A Nakai le destellaron los ojos de ira.
– Ejima me dijo que no. Era sólo un pequeño favor y podría habérmelo hecho sin que le supusiera ninguna molestia. La gente usa continuamente su influencia a favor de otras personas: así es como se abre uno camino en el bakufu. Pero Ejima me dijo que no me conocía lo bastante bien para recomendarme al caballero Matsudaira. Y que si quería llegar más alto en el mundo, tenía mucho que aprender. Luego me echó.
Sano había conocido a muchos hombres como Nakai, buenos en su trabajo pero estancados en los escalafones inferiores por su ineptitud para la política. No entendían las sutiles técnicas del cortejo de amistades y la prestación de favores. Debían aprender que si uno quería favores de extraños, más le valía tener algo que recordarles.
– Ejima me dijo lo mismo que el resto -explicó Nakai con rencor-. ¡Todos me trataron como si fuera un perro que les meara en los zapatos!
Hirata preguntó:
– Fue uno de ellos el ministro Moriwaki?
– Sí, hablé con él, en efecto.
– Eh.
– ¿En la casa de baños?
Nakai asintió con cara de pocos amigos.
– Ni quiso concederme una cita. Tuve que seguirlo hasta pillarlo desprevenido.
– ¿Qué pasó? -preguntó Hirata.
– Dijo que no podía ayudarme; ascenderme era decisión de mi oficial superior. -Nakai perdió los nervios y dio un fuerte golpe en el palco-. ¡Qué desfachatez la de esos viejos arribistas! Todos consíguieron sus nuevos cargos de campanillas después de que el caballero Matsudaira derrotara a Yanagisawa. Ninguno estaría donde está si no fuera por hombres como yo. -Se dio una palmada en el pecho-. Yo combatí en la batalla mientras ellos se escondían en sus casas. ¡Y ahora ni siquiera quieren tirarme una migaja de su banquete!
Sano admitía que Nakai tenía motivos para quejarse. Centenares de soldados habían muerto, y los beneficios los habían cosechado hombres que jamás habían manchado sus espadas.

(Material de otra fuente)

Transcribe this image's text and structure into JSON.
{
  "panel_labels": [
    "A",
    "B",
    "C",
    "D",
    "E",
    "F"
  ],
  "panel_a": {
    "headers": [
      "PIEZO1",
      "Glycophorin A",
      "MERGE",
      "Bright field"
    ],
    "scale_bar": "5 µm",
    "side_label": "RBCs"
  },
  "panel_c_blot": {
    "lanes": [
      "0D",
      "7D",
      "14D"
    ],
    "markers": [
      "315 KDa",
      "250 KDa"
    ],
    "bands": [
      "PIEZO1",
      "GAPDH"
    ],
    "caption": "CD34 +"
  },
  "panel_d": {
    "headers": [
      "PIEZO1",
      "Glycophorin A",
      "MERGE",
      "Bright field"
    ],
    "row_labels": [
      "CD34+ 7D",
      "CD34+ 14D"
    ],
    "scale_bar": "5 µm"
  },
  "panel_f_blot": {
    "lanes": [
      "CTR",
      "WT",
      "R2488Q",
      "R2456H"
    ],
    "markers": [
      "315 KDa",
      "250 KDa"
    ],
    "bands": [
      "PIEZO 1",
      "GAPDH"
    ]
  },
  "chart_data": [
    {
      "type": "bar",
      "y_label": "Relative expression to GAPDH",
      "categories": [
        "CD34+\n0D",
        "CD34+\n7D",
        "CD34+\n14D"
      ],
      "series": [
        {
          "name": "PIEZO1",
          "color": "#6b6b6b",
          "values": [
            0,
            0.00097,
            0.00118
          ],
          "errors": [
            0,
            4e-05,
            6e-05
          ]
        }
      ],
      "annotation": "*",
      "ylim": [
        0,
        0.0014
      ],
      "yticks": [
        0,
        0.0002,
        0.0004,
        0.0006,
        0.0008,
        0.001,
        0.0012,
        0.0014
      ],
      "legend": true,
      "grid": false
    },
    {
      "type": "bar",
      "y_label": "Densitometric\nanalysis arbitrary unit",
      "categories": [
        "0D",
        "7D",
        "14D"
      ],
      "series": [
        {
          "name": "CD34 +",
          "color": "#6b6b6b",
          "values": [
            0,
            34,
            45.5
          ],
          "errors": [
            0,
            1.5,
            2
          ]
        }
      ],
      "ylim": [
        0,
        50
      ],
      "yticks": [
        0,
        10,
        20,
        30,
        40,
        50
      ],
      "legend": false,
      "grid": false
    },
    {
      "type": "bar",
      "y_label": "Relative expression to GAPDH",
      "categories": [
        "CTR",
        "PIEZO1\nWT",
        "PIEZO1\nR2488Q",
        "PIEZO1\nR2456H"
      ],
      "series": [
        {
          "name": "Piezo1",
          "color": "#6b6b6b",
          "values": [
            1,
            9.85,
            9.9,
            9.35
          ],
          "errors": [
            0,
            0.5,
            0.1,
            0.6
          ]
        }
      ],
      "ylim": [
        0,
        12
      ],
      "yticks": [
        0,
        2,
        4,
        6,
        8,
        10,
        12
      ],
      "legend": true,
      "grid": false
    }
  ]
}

Sano pensó en más hombres aparte de Ejima y Moriwaki -y él mismo- que encajaban con esa descripción.
– ¿Pedisteis ayuda al supervisor de la corte Ono y el comisario de carreteras Sasamura?
Nakai soltó un bufido.
– Para lo que me sirvió…
– ¿Cuándo fue?
– No lo recuerdo exactamente. No mucho antes de que murieran.
Nakai seguramente sabía que un hombre en particular era quien más se había beneficiado de sus esfuerzos y además disponía de autoridad para conceder recompensas.
– ¿Le habéis pedido un ascenso al caballero Matsudaira?
Nakai sacudió la cabeza, rebosando resentimiento.